Venice Is Sinking: Azar

(One Percent Press)

Recently, Venice Is Sinking’s Lucas Jensen posted some thoughts on Google’s MP3 blog takedown at Chain of Knives.  It reminded me that I’d been meaning to listen to his band’s album Azar for a while now, and I pulled down the review copy that had been glaring at me from my shelf for several months. My mistake was not getting to it sooner: the band recalls a number of Dave Fridmann-affiliated bands, with the ornate playing of Mercury Rev applied with the precision and intimacy of Sparklehorse. They’re a band capable of epic scopes whose concerns can be found in the details — not a bad contrast at all.

2.

Title Tracks: It Was Easy

(Ernest Jenning Record Co.)

Following a seven inch on Dischord, It Was Easy marks the full-length debut from Title Tracks.

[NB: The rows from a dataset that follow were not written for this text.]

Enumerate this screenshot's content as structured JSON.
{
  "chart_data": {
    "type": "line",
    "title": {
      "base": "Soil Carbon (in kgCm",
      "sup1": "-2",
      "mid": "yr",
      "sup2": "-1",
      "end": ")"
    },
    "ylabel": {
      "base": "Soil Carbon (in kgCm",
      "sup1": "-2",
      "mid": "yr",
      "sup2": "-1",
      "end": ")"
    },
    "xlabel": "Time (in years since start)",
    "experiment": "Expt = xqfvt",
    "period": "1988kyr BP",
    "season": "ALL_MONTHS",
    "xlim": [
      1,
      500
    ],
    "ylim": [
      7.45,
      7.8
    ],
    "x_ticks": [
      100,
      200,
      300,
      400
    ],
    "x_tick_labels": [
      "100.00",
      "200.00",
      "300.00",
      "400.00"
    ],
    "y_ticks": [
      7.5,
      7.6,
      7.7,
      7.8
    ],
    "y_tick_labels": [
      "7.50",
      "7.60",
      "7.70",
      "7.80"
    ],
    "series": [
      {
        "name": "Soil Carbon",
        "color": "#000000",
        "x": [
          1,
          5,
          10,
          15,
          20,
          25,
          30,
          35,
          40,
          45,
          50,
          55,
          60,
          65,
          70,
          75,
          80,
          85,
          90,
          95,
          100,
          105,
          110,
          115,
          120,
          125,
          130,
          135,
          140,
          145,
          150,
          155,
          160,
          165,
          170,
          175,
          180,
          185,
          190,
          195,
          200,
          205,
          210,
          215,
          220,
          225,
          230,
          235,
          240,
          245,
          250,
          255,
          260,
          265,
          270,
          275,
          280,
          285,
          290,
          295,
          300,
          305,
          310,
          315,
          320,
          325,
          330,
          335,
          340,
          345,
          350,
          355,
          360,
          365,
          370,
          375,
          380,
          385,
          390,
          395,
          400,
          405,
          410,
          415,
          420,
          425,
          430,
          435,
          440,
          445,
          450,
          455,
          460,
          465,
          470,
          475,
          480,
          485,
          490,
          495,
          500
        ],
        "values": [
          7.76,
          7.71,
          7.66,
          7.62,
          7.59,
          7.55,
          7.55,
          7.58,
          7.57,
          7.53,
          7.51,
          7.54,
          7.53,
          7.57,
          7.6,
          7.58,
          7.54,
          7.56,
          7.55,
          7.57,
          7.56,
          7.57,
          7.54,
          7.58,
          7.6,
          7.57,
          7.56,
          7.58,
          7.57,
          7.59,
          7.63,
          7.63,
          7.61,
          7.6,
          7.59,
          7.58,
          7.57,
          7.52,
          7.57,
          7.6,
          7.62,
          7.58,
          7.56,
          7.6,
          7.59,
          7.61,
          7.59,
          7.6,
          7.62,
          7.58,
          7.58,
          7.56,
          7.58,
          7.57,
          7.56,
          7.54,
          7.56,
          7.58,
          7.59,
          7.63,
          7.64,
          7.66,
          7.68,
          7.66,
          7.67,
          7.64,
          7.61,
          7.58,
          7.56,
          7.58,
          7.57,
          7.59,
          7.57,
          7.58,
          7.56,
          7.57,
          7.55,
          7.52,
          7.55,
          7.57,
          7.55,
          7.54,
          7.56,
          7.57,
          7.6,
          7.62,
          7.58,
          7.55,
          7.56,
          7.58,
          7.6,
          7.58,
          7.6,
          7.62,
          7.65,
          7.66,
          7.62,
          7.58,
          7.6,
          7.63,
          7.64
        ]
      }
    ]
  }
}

Yet if you’ve heard John Davis’s previous band Georgie James (and if you haven’t, you really should), you’ll have a sense of what to expect: blissful pop in the classic sense, hooks that go subliminal and the occasional blissed-out harmony vocal. His foil here is Camera Obscura’s Tracyanne Campbell, and the two songs to which she contributes — “No, Girl” and “Tougher Than the Rest” — mark the album’s highlights. The  fact that a guy who spent years behind a drum set knows rhythm is probably a given, but the low-end subtleties of “It Was Easy” and “She Don’t Care About Time” help reinforce the notion that this is a power-pop album made with a perfectionist’s ear.

3.

Ben Sollee & Daniel Martin Moore: Dear Companion

(Sub Pop)

Daniel Martin Moore’s 2008 album Stray Age never quite clicked for me. Well-crafted? Sure, but just understated enough that it never made much of an impression. Moore’s collaboration with Ben Sollee doesn’t have that problem: Sollee’s brooding compositions  balance Moore’s airier ones, and Jim James — sorry, Yim Yames — produces and makes  some vocal and instrumental contributions of his own. It’s that overlap of sensibilities that makes this stand out: when Moore and Yames harmonize atop Sollee’s cello on “Sweet Marie,” you can hear what each of them brings the album even as they coalesce into a brilliant whole.